Por MAURÍCIO LIMA*

Caro Juca:

Desculpe-me incomodá-lo em sua pausa. Gostaria de fazer algumas considerações neste espaço de nobres leitores sobre o ocorrido no último domingo na cracolândia de São Paulo.

Desde dezembro de 2009, quando pela última vez fotografei –de forma estúpida, de longe e escondido– os viciados da cracolândia para uma matéria momentânea, parei e mudei minha postura. Não achei aquilo correto. Não como fotógrafo, mas como cidadão.

De lá para cá, sem câmera, mas consciente, passei a frequentar aquele mundo apocalíptico nos momentos mais sombrios, na tentativa de vivenciar histórias e transformá-las em uma narrativa visual que acreditava ser de interesse do cidadão normal.

Na boca do inferno, conheci:

M., 21, rosto de modelo, um filho de 10 anos, grávida de oito meses, seca como uma taquara;

‘Poeta’, um ex-evangélico, 42 anos na rua, que, entre rima e prosa, Deus e o inferno, sem pai nem mãe, é filho de um estupro;

M., 47, professora bilíngue, 21 anos de feridas nos calcanhares da rua Helvétia, pós-graduada em crack;

A., ex-detento, com uma mordida de cachorro da PM no braço, que diz que a única coisa em que ele confia é na faca de açougue que carrega na cintura.

Creio que a força da fotografia está na capacidade de sensibilizar as pessoas. E, para isso, exige-se tempo, paciência, a perseverança necessária para você saber dialogar com aquela realidade que não lhe pertence e, então, conectar as pessoas, os leitores para dentro daquela situação através de imagens.

Dizia o legendário fotógrafo Henri Cartier-Bresson (1908-2004) que a câmera era a extensão do seu olho. Pois bem, estamos, Daniel Kfouri e este aqui que lhes escreve, cegos desde domingo. Não pelos chutes, socos e ameaças com facão que sofremos na rua dos Gusmões, mas pelo órgão que realmente perdemos de vista que foi a Polícia Militar.

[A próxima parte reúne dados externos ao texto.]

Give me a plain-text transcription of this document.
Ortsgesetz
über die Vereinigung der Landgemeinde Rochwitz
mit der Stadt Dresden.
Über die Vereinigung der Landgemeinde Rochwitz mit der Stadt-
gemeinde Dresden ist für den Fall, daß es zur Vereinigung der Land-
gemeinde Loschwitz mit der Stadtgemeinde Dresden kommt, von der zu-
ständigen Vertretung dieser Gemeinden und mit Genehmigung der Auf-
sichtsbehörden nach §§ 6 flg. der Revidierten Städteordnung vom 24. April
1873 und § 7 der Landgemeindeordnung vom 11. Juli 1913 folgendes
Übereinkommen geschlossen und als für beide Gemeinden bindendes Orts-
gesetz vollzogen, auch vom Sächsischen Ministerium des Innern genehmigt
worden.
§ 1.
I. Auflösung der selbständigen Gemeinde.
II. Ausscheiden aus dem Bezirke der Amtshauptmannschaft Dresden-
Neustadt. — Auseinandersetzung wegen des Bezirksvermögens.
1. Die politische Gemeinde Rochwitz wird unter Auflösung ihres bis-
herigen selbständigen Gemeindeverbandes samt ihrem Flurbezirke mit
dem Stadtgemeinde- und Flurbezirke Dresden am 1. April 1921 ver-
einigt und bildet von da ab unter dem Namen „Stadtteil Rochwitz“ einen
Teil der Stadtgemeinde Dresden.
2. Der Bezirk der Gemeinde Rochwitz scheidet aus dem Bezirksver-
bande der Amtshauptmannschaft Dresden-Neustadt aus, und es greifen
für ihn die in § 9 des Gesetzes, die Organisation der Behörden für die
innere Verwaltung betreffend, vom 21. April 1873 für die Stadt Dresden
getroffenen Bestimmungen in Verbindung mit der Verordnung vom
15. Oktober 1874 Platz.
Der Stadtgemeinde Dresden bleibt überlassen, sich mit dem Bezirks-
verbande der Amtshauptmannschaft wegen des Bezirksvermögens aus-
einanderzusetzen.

Da primeira viatura, a três quarteirões do local, surpresa: para não desengomar a farda nem perder o lustre dos sapatos no meio do temporal, uma viatura da PM nega pronto atendimento, desdém do caso e se proteje num toldo.

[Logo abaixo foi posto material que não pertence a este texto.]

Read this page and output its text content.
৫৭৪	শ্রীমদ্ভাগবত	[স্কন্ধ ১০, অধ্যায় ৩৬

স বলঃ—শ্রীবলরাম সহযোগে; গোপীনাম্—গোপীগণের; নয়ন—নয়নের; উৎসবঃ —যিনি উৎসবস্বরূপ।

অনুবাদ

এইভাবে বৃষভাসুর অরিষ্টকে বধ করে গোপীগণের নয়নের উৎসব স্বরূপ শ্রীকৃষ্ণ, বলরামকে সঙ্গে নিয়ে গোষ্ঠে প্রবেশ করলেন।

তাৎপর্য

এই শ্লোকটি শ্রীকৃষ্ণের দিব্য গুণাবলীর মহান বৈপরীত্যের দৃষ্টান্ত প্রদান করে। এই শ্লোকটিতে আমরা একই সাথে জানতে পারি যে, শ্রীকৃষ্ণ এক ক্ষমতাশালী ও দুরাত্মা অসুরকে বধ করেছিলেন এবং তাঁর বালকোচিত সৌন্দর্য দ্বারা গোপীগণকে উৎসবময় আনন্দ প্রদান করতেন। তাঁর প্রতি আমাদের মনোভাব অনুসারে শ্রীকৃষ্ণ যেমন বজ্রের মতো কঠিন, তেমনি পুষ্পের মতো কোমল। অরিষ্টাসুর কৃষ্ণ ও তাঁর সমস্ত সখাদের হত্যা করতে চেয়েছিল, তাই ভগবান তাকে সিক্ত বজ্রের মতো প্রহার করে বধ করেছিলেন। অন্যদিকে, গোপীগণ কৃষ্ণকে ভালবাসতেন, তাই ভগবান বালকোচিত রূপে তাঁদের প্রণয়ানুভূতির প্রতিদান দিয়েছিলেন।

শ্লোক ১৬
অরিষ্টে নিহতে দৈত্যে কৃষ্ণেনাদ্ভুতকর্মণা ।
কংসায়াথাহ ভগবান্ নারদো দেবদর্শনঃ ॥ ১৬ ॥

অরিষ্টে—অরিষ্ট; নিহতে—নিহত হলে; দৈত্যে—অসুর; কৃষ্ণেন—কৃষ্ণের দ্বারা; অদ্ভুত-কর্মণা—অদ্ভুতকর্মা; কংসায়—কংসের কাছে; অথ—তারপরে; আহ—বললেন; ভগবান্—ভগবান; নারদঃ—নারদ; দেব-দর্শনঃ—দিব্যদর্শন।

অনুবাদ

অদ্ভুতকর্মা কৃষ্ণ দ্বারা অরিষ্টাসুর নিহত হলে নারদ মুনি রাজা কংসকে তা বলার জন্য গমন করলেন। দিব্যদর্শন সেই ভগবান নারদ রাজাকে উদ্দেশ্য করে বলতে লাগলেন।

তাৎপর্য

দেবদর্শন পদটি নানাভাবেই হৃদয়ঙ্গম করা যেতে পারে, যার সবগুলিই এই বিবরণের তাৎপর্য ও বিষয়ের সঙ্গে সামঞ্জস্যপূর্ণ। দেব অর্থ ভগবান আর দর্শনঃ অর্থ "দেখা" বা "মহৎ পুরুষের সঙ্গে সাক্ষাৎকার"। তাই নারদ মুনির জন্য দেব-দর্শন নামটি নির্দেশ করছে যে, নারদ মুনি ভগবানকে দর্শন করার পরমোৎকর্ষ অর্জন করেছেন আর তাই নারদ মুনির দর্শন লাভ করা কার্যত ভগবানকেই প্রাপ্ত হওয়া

Nosso colega Eduardo Anizelli, da Folha, que só apanhou, mas não perdeu a câmera, reforça a ajuda. Em vão, como muitos cidadãos de São Paulo, quando necessitam de segurança pública.

Ao insistirmos por uma simples ronda na região, meia hora depois, a preocupação máxima da PM era não danificar a viatura, como se o maior patrimônio do Estado fosse um para-brisa, e não cidadãos do bem que reivindicam por seus direitos e pertences.

Agora, é preciso dizer qual teria sido a atitude da PM se chamássemos Daniel Alckmin, Eduardo Kassab e Mauricio Serra? Como reagiu o sargento da PM, ao franzir as sombrancelhas, contrair os lábios e torcer levemente o pescoço ao ser indagado por nós. Mudo.

Agora é preciso dizer como cidadão nascido e criado na vizinha Santa Cecília que nenhuma política pública seria adotada se a cracolândia não estivesse enraizada no perímetro da Sala São Paulo, da Pinacoteca e que, de rebarba, chega bem próximo à porta da Folha de São Paulo. A não ser por uma catástrofe, como se a cracolândia já não fosse uma por si só.

Mauricio Lima, é fotógrafo vencedor do prêmio da revista Time de melhor fotógrafo de agência, em 2010, entre outros prêmios internacionais.